El prefacio continúa, mas supongo que con esto será suficiente. Leí, como todo hijo de vecino, los Poetas españoles contemporáneos de Alonso, donde se aloja este texto, y siempre me he preguntado si las alabanzas no serían desmedidas. He leído poemas sueltos de Pimentel, y la sensación era pendular: tan pronto me parecía que era merecedor de ellas como de que se le retiraran. No ha sido hasta hoy, día de domingo, cuando leo poemas de Sombra do aire na herba (no hay que ser un genio de la traducción para verterlo por Sombra del aire en la hierba), cuando me topo con estos versos. Juzguen ustedes. Yo ya lo he hecho


¿TÚ QUÉ SABES…?

¿Tú qué sabes dos milleiros de horas,
dos séculos que fixeron falla
par que os teus seos soporten agora a luz
nun equilibrio perfeito,
pra que iluminen esta milagrosa estancia?

¿E ise gran esforzo de infinitos instantes
par pulir o marfil da túas coxas
e pra que a túa frente
pida ser coroada polas rosas?

Milleiros de días e de noites
pra que o seixo dos teus pés
seña case lenes alas.
Pra que a túa voz non pese no aire,
cántas ferramentas se teñen cegado.
Cántos silencios
pra que agora poidan as túas maos
cortar unha rosa da noite.
Cánto tempo ollando ó ceo i á terra.
cántas olladas perdidas
pra que agora
poidas bagoar docemente.
¿TÚ QUÉ SABES…?

¿Tú qué sabes de los miles de horas,
de los siglos que fueron necesarios
para que tus senos soporten ahora la luz
en perfecto equilibrio,
para que iluminen esta milagrosa estancia?

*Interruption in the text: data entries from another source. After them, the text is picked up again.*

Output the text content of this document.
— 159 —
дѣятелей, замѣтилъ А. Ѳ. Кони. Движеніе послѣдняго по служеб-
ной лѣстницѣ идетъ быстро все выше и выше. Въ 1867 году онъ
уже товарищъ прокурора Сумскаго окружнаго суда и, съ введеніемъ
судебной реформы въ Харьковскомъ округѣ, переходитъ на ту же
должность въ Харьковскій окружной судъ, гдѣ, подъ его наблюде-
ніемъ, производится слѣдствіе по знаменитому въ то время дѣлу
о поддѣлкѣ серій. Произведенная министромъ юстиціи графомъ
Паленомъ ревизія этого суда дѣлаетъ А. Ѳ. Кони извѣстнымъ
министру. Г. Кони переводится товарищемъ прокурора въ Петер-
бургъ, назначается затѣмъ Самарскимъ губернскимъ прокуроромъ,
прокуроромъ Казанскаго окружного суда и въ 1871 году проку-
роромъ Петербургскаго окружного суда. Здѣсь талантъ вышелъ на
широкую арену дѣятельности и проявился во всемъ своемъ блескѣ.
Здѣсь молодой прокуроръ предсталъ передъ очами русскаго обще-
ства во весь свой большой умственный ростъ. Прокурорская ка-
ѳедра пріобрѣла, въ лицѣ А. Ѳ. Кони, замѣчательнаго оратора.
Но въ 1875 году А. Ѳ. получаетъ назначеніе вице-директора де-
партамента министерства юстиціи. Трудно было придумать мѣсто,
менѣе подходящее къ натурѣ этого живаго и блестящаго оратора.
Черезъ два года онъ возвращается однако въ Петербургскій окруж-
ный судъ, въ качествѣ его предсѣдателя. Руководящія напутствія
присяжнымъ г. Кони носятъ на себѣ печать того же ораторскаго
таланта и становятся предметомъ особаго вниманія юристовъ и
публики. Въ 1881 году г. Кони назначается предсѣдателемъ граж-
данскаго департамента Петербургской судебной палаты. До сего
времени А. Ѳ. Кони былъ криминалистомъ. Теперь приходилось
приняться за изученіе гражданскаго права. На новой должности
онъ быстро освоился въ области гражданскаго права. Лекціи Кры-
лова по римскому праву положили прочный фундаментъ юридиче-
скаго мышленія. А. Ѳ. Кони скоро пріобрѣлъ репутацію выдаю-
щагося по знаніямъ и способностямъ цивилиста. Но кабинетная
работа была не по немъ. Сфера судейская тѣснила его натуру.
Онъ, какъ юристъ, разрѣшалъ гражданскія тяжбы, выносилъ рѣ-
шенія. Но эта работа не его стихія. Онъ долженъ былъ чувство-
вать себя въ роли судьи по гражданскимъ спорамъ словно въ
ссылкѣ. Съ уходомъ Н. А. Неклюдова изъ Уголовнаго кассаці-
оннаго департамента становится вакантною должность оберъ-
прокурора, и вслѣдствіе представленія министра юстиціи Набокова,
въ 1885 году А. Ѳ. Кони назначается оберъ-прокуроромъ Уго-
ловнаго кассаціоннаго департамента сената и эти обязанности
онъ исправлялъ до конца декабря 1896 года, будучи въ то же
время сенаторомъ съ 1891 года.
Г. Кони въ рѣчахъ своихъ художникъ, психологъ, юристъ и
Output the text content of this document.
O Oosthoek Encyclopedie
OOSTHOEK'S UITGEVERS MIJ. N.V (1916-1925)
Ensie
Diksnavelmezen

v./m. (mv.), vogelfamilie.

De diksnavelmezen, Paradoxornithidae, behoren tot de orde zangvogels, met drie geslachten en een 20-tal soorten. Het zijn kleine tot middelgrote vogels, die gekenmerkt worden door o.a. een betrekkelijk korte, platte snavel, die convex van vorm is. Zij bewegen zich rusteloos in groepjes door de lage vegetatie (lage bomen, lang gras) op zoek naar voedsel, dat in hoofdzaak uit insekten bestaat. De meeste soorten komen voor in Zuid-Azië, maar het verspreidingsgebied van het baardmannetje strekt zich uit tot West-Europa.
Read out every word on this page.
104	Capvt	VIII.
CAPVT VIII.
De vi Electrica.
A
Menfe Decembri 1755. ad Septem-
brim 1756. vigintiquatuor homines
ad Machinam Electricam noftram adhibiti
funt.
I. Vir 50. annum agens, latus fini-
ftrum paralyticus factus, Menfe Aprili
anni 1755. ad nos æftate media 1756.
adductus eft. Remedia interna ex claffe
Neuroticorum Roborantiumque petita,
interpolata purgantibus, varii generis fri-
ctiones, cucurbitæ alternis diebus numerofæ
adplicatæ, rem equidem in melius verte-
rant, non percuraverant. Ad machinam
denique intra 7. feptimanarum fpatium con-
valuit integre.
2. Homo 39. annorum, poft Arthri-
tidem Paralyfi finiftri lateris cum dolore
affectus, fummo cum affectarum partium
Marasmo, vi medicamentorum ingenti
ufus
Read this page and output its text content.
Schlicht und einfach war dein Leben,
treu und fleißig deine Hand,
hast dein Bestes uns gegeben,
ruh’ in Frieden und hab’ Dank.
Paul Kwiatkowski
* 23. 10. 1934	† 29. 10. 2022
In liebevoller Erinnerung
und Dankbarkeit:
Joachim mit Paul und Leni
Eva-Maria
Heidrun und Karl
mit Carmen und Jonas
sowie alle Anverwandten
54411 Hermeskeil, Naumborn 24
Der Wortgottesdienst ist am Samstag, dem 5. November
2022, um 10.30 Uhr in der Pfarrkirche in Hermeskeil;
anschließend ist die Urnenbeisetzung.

¿Y ese gran esfuerzo de infinitos instantes
para pulir el marfil de tus muslos
y para que tu frente
pueda ser coronada por las rosas?

Millares de días y de noches
para que el cuarzo de tus pies
sea casi leves alas.
Para que tu voz no pese en el aire,
cuántas herramientas han tenido que cegarse.
Cuántos silencios
para que ahora tus manos puedan
cortar una rosa en la noche.
Cuánto tiempo mirando al cielo y a la tierra,
cuántas miradas perdidas
para que ahora
puedas llorar dulcemente.





En http://members.fortunecity.com/mundopoesia2/autores/luis_pimentel.htm está la traducción al completo que M. González Garcés compiló para la Antoloxía que publicó el nº 238 de la colección Visor de Poesía (pero sin las correspondientes poesías en gallego). Uno se puede apañar con eso, supongo. La página web de Visor me informa de que el precio del librito no supera los 5 € (a mi me ha costado 0.50 € esta mañana, lo mismo que el volumen, en la misma editorial, de Villangómez Llobet, pero es que soy un pirata de los que ya no quedan). No sé. Si os gustan los poemas de la página, a lo mejor podríais bajar volando a la librería. Vamos, digo.